Affleck plays Doug MacRay, the brains behind a group of Charleston townie criminals who carry out numerous high profile bank heists in nun, skeleton, and other various masks across the bridge in nearby Boston. Doug started out as a local hockey hero, but his stints in the NHL ended shortly when he couldn't shake off his trouble making habits. After their latest robbery involves taking a hostage, the bank manager, Claire Keesey, played by Rebecca Hall, whom they later leave unharmed when they get away. Doug persuades his partner in crime, Jem, that he himself will deal with it and check up on her to make sure she doesn't remember anything from the incident that could identify them with the crime. Doug begins to fall for her instead, and starts formulating a exit strategy to his criminal lifestyle .

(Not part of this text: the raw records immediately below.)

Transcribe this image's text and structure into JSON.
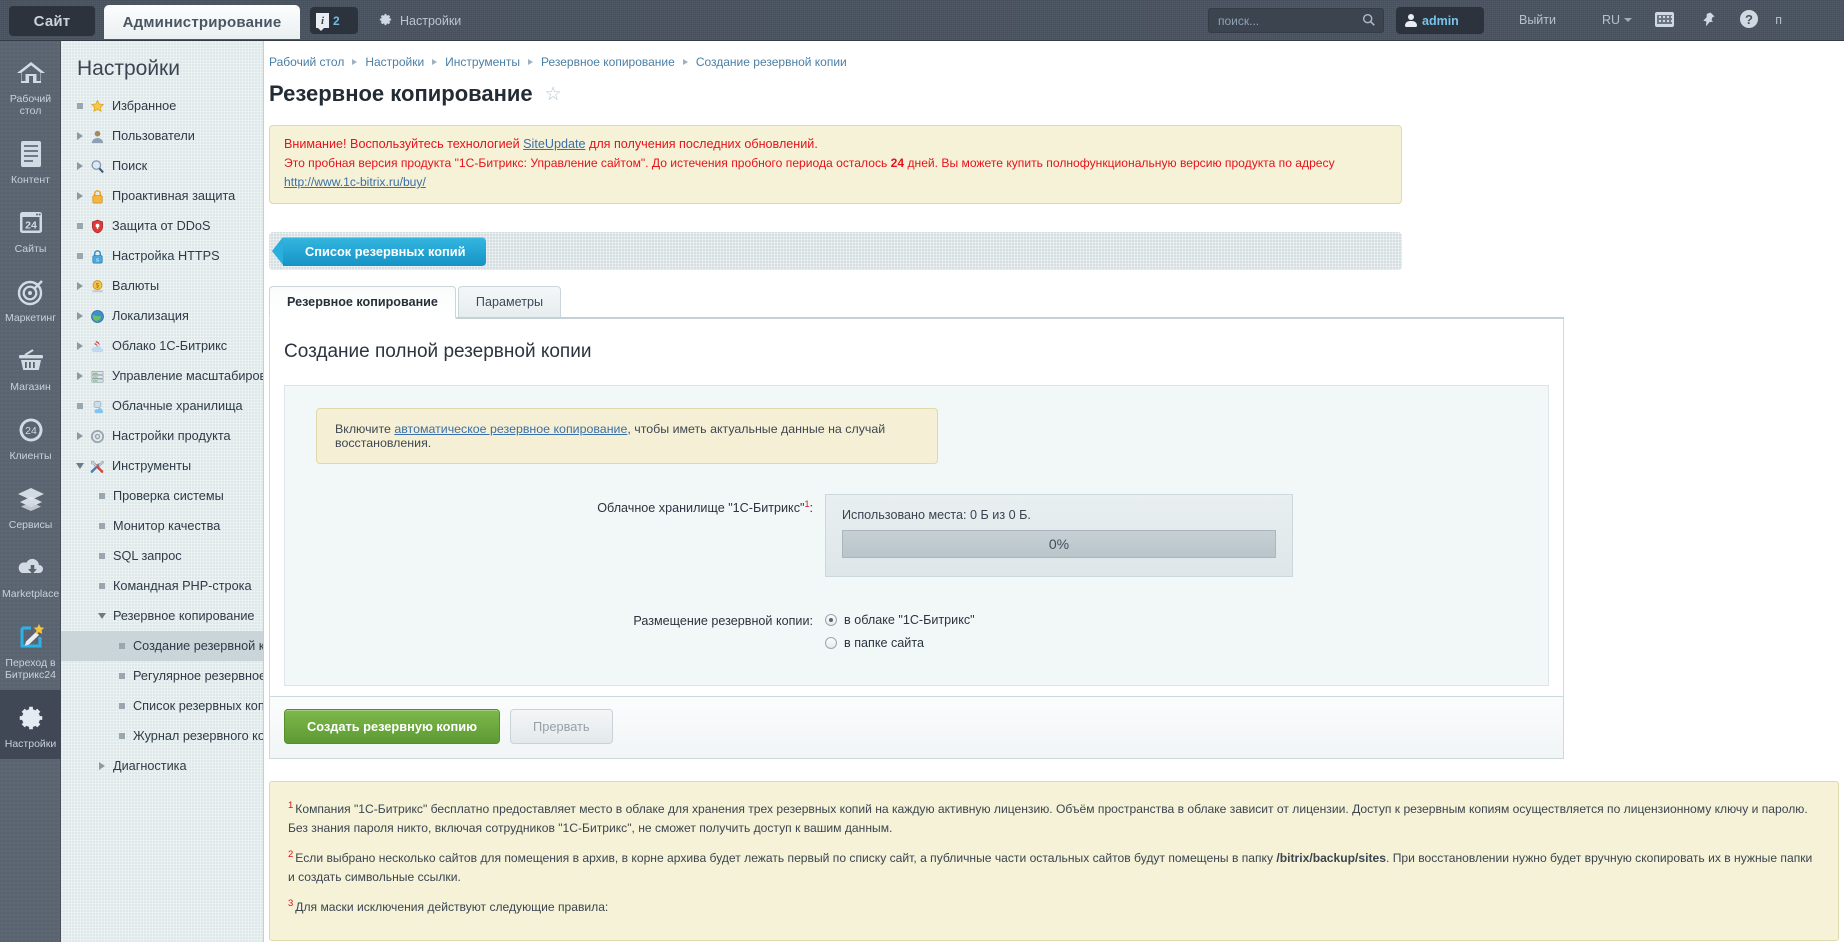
{
  "header": {
    "site_tab": "Сайт",
    "admin_tab": "Администрирование",
    "notification_count": "2",
    "settings_label": "Настройки",
    "search_placeholder": "поиск...",
    "search_value": "",
    "user_name": "admin",
    "logout": "Выйти",
    "language": "RU",
    "help_label": "п"
  },
  "rail": {
    "items": [
      {
        "label": "Рабочий стол",
        "icon": "home-icon"
      },
      {
        "label": "Контент",
        "icon": "document-icon"
      },
      {
        "label": "Сайты",
        "icon": "sites-24-icon"
      },
      {
        "label": "Маркетинг",
        "icon": "target-icon"
      },
      {
        "label": "Магазин",
        "icon": "basket-icon"
      },
      {
        "label": "Клиенты",
        "icon": "clients-24-icon"
      },
      {
        "label": "Сервисы",
        "icon": "layers-icon"
      },
      {
        "label": "Marketplace",
        "icon": "cloud-download-icon"
      },
      {
        "label": "Переход в Битрикс24",
        "icon": "pencil-star-icon"
      },
      {
        "label": "Настройки",
        "icon": "gear-icon"
      }
    ],
    "active_index": 9
  },
  "settings_menu": {
    "title": "Настройки",
    "items": [
      {
        "label": "Избранное",
        "level": 1,
        "twisty": "bullet",
        "icon": "star-icon"
      },
      {
        "label": "Пользователи",
        "level": 1,
        "twisty": "right",
        "icon": "user-icon"
      },
      {
        "label": "Поиск",
        "level": 1,
        "twisty": "right",
        "icon": "magnifier-icon"
      },
      {
        "label": "Проактивная защита",
        "level": 1,
        "twisty": "right",
        "icon": "lock-orange-icon"
      },
      {
        "label": "Защита от DDoS",
        "level": 1,
        "twisty": "bullet",
        "icon": "shield-red-icon"
      },
      {
        "label": "Настройка HTTPS",
        "level": 1,
        "twisty": "bullet",
        "icon": "lock-blue-icon"
      },
      {
        "label": "Валюты",
        "level": 1,
        "twisty": "right",
        "icon": "currency-icon"
      },
      {
        "label": "Локализация",
        "level": 1,
        "twisty": "right",
        "icon": "globe-icon"
      },
      {
        "label": "Облако 1С-Битрикс",
        "level": 1,
        "twisty": "right",
        "icon": "cloud-bitrix-icon"
      },
      {
        "label": "Управление масштабирова",
        "level": 1,
        "twisty": "right",
        "icon": "server-icon"
      },
      {
        "label": "Облачные хранилища",
        "level": 1,
        "twisty": "bullet",
        "icon": "cloud-storage-icon"
      },
      {
        "label": "Настройки продукта",
        "level": 1,
        "twisty": "right",
        "icon": "gear-gray-icon"
      },
      {
        "label": "Инструменты",
        "level": 1,
        "twisty": "down",
        "icon": "tools-icon"
      },
      {
        "label": "Проверка системы",
        "level": 2,
        "twisty": "bullet",
        "icon": ""
      },
      {
        "label": "Монитор качества",
        "level": 2,
        "twisty": "bullet",
        "icon": ""
      },
      {
        "label": "SQL запрос",
        "level": 2,
        "twisty": "bullet",
        "icon": ""
      },
      {
        "label": "Командная PHP-строка",
        "level": 2,
        "twisty": "bullet",
        "icon": ""
      },
      {
        "label": "Резервное копирование",
        "level": 2,
        "twisty": "down",
        "icon": ""
      },
      {
        "label": "Создание резервной ко",
        "level": 3,
        "twisty": "bullet",
        "icon": "",
        "selected": true
      },
      {
        "label": "Регулярное резервное",
        "level": 3,
        "twisty": "bullet",
        "icon": ""
      },
      {
        "label": "Список резервных копи",
        "level": 3,
        "twisty": "bullet",
        "icon": ""
      },
      {
        "label": "Журнал резервного ког",
        "level": 3,
        "twisty": "bullet",
        "icon": ""
      },
      {
        "label": "Диагностика",
        "level": 2,
        "twisty": "right",
        "icon": ""
      }
    ]
  },
  "breadcrumb": [
    "Рабочий стол",
    "Настройки",
    "Инструменты",
    "Резервное копирование",
    "Создание резервной копии"
  ],
  "page": {
    "title": "Резервное копирование",
    "favorite_icon": "star-outline-icon"
  },
  "trial_notice": {
    "line1_prefix": "Внимание! Воспользуйтесь технологией ",
    "line1_link": "SiteUpdate",
    "line1_suffix": " для получения последних обновлений.",
    "line2_prefix": "Это пробная версия продукта \"1С-Битрикс: Управление сайтом\". До истечения пробного периода осталось ",
    "line2_days": "24",
    "line2_mid": " дней. Вы можете купить полнофункциональную версию продукта по адресу ",
    "line2_link": "http://www.1c-bitrix.ru/buy/"
  },
  "toolbar": {
    "list_backups_label": "Список резервных копий"
  },
  "tabs": [
    {
      "label": "Резервное копирование",
      "active": true
    },
    {
      "label": "Параметры",
      "active": false
    }
  ],
  "form": {
    "heading": "Создание полной резервной копии",
    "auto_note_prefix": "Включите ",
    "auto_note_link": "автоматическое резервное копирование",
    "auto_note_suffix": ", чтобы иметь актуальные данные на случай восстановления.",
    "storage_label": "Облачное хранилище \"1С-Битрикс\"",
    "storage_label_sup": "1",
    "storage_label_colon": ":",
    "storage_used": "Использовано места: 0 Б из 0 Б.",
    "progress_percent": "0%",
    "placement_label": "Размещение резервной копии:",
    "placement_options": [
      {
        "label": "в облаке \"1С-Битрикс\"",
        "checked": true
      },
      {
        "label": "в папке сайта",
        "checked": false
      }
    ],
    "create_button": "Создать резервную копию",
    "abort_button": "Прервать"
  },
  "footnotes": [
    {
      "num": "1",
      "text": "Компания \"1С-Битрикс\" бесплатно предоставляет место в облаке для хранения трех резервных копий на каждую активную лицензию. Объём пространства в облаке зависит от лицензии. Доступ к резервным копиям осуществляется по лицензионному ключу и паролю. Без знания пароля никто, включая сотрудников \"1С-Битрикс\", не сможет получить доступ к вашим данным."
    },
    {
      "num": "2",
      "text_before": "Если выбрано несколько сайтов для помещения в архив, в корне архива будет лежать первый по списку сайт, а публичные части остальных сайтов будут помещены в папку ",
      "bold": "/bitrix/backup/sites",
      "text_after": ". При восстановлении нужно будет вручную скопировать их в нужные папки и создать символьные ссылки."
    },
    {
      "num": "3",
      "text": "Для маски исключения действуют следующие правила:"
    }
  ],
  "colors": {
    "accent_blue": "#1593c6",
    "green_button": "#5d9a33",
    "warning_bg": "#f5f2d7",
    "alert_red": "#e8121b",
    "link_blue": "#3a6fa8"
  }
}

His wishes to finally leave the town and trappings of crime behind to start a new life elsewhere are thwarted when he has no choice but to carry out one final grand take by robbing Fenway Park in broad daylight. He is told forced by the criminal boss, the florist, played by Pete Postlethwaite that if he doesn't pull off this robbery like he is told, then not only he but also his new girlfriend by him but also Claire will incur the consequences. Postlethwaite evokes a villanious Daniel Day Lewis in his role as the treacherous florist, but that dark grittiness he takes his character is further than the rest of the characters reach in the movie.

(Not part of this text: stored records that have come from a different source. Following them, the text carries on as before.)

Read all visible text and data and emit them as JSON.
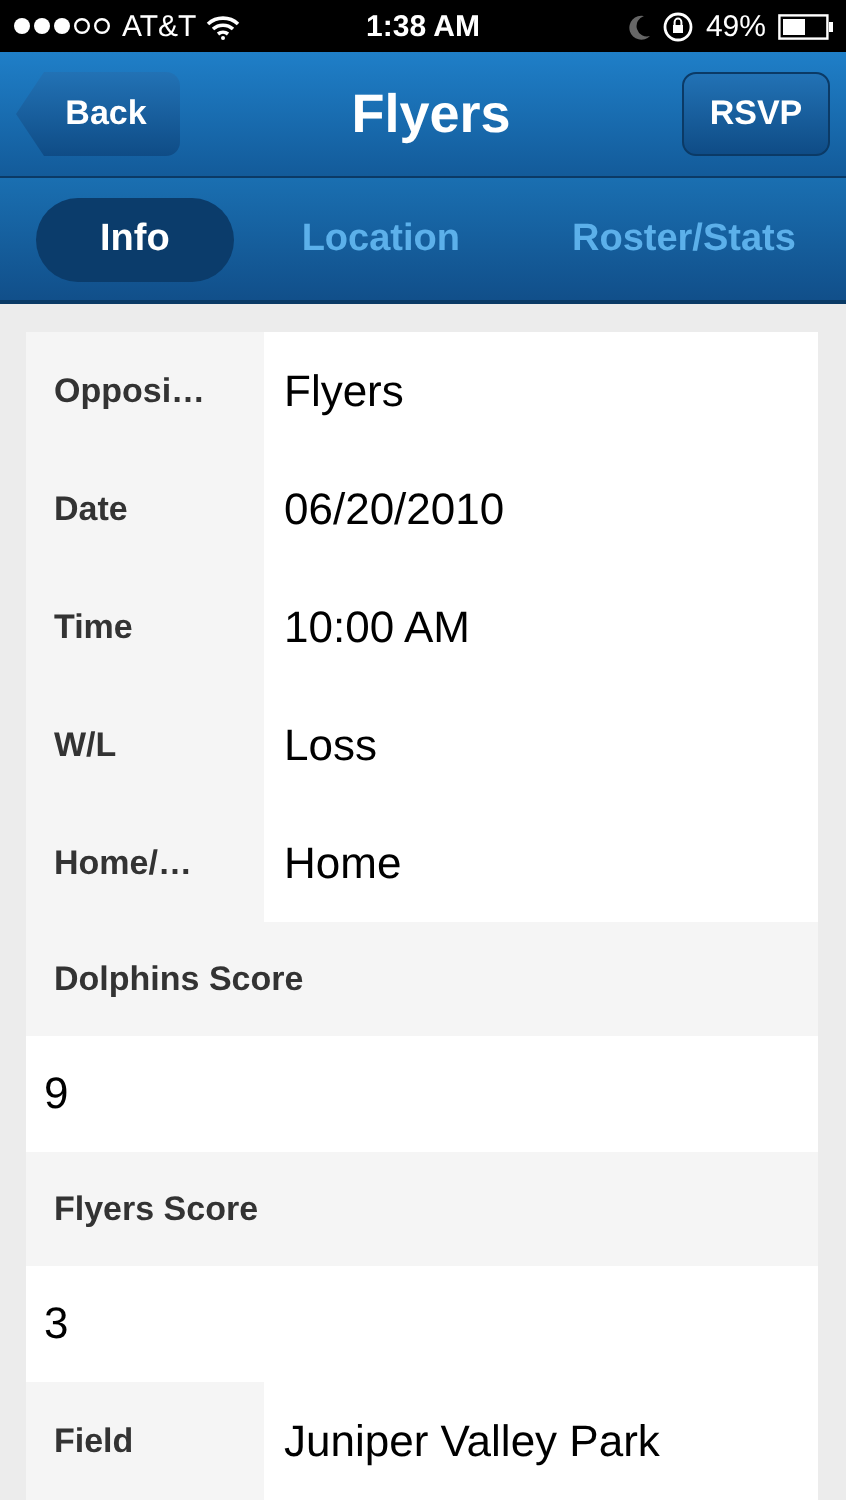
{
  "status_bar": {
    "carrier": "AT&T",
    "time": "1:38 AM",
    "battery": "49%"
  },
  "nav_bar": {
    "back": "Back",
    "title": "Flyers",
    "action": "RSVP"
  },
  "tabs": [
    {
      "label": "Info",
      "selected": true
    },
    {
      "label": "Location",
      "selected": false
    },
    {
      "label": "Roster/Stats",
      "selected": false
    }
  ],
  "rows": [
    {
      "kind": "inline",
      "label": "Opposi…",
      "value": "Flyers"
    },
    {
      "kind": "inline",
      "label": "Date",
      "value": "06/20/2010"
    },
    {
      "kind": "inline",
      "label": "Time",
      "value": "10:00 AM"
    },
    {
      "kind": "inline",
      "label": "W/L",
      "value": "Loss"
    },
    {
      "kind": "inline",
      "label": "Home/…",
      "value": "Home"
    },
    {
      "kind": "stacked",
      "label": "Dolphins Score",
      "value": "9"
    },
    {
      "kind": "stacked",
      "label": "Flyers Score",
      "value": "3"
    },
    {
      "kind": "inline",
      "label": "Field",
      "value": "Juniper Valley Park"
    }
  ]
}
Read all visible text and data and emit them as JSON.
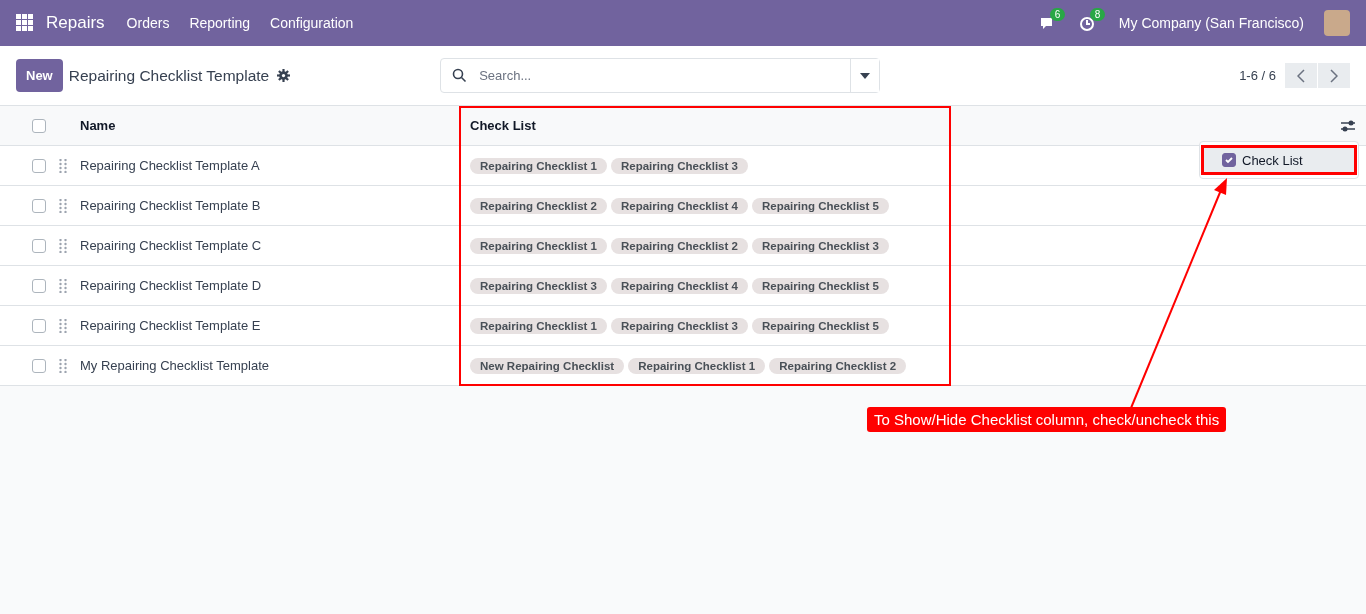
{
  "navbar": {
    "app": "Repairs",
    "menu": [
      "Orders",
      "Reporting",
      "Configuration"
    ],
    "messages_count": "6",
    "activities_count": "8",
    "company": "My Company (San Francisco)"
  },
  "control_panel": {
    "new_button": "New",
    "title": "Repairing Checklist Template",
    "search": {
      "placeholder": "Search..."
    },
    "pager": "1-6 / 6"
  },
  "table": {
    "columns": [
      "Name",
      "Check List"
    ],
    "select_all": false,
    "rows": [
      {
        "name": "Repairing Checklist Template A",
        "selected": false,
        "checklist": [
          "Repairing Checklist 1",
          "Repairing Checklist 3"
        ]
      },
      {
        "name": "Repairing Checklist Template B",
        "selected": false,
        "checklist": [
          "Repairing Checklist 2",
          "Repairing Checklist 4",
          "Repairing Checklist 5"
        ]
      },
      {
        "name": "Repairing Checklist Template C",
        "selected": false,
        "checklist": [
          "Repairing Checklist 1",
          "Repairing Checklist 2",
          "Repairing Checklist 3"
        ]
      },
      {
        "name": "Repairing Checklist Template D",
        "selected": false,
        "checklist": [
          "Repairing Checklist 3",
          "Repairing Checklist 4",
          "Repairing Checklist 5"
        ]
      },
      {
        "name": "Repairing Checklist Template E",
        "selected": false,
        "checklist": [
          "Repairing Checklist 1",
          "Repairing Checklist 3",
          "Repairing Checklist 5"
        ]
      },
      {
        "name": "My Repairing Checklist Template",
        "selected": false,
        "checklist": [
          "New Repairing Checklist",
          "Repairing Checklist 1",
          "Repairing Checklist 2"
        ]
      }
    ]
  },
  "optional_columns": [
    {
      "label": "Check List",
      "checked": true
    }
  ],
  "annotation": {
    "text": "To Show/Hide Checklist column, check/uncheck this"
  }
}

Doug's lifelong best friend, Jem, played by Jeremy Renner, also cannot stand the idea of him getting out of the robbery business. Jem sees Doug desire to leave as a betrayal of loyalty, for Jem spent several years locked up for murdering a young man whom he heard was imminently planning to kill Doug that day. Also Jem wishes Doug and instead stay and help care for the child of his drug addicted sister with whom Doug was involved with on and off again in the past and they feel he is ditching out on both of them. While the bond between Doug and Jem, is built up from an early childhood friendship and based on a thick as thieves mentality when it comes to loyalty , this movies seems to be missing more that would evoke that strong connection and create more compelling drama between the characters when the ties of friendship between them is fraying at the edges and finally when Doug witnesses the FBI and police forces gun his partner down in the street. Jeremy Renner does an excellent job as Jem but his character is not explored deeper than his outward criminal characterization.
I thought both Chris Cooper in the role of Doug's imprisoned father and Blake Lively as Jem's sister were both well acted in their short screen time. Jon Hamm on FBI agent Adam Frawley on the other hand I thought was a weak choice or weakly written character perhaps. As the FBI agent tasked with taking down Doug and his band of bandits, Adam's character, while charming and funny, comes off as interesting as white bread and it's never believable this seemingly dimwitted FBI agent would be able to put up a strong challenger in hopes of defeating our hero.
Although the character's relationships feel too formulaic for this movie to take itself as seriously as it wishes as a compelling character drama, it is certainly entertaining. The cinematography captures the locations in Boston and Charlestown's neighborhoods vividly and generates great energy in its action scenes especially certain car sequences that wind through the buildings and streets and the siege of Fenway Park when the last robbery goes awry. This movie could have been among the year's best for me if it had been willing to go somewhat darker and offered a less predictable ending.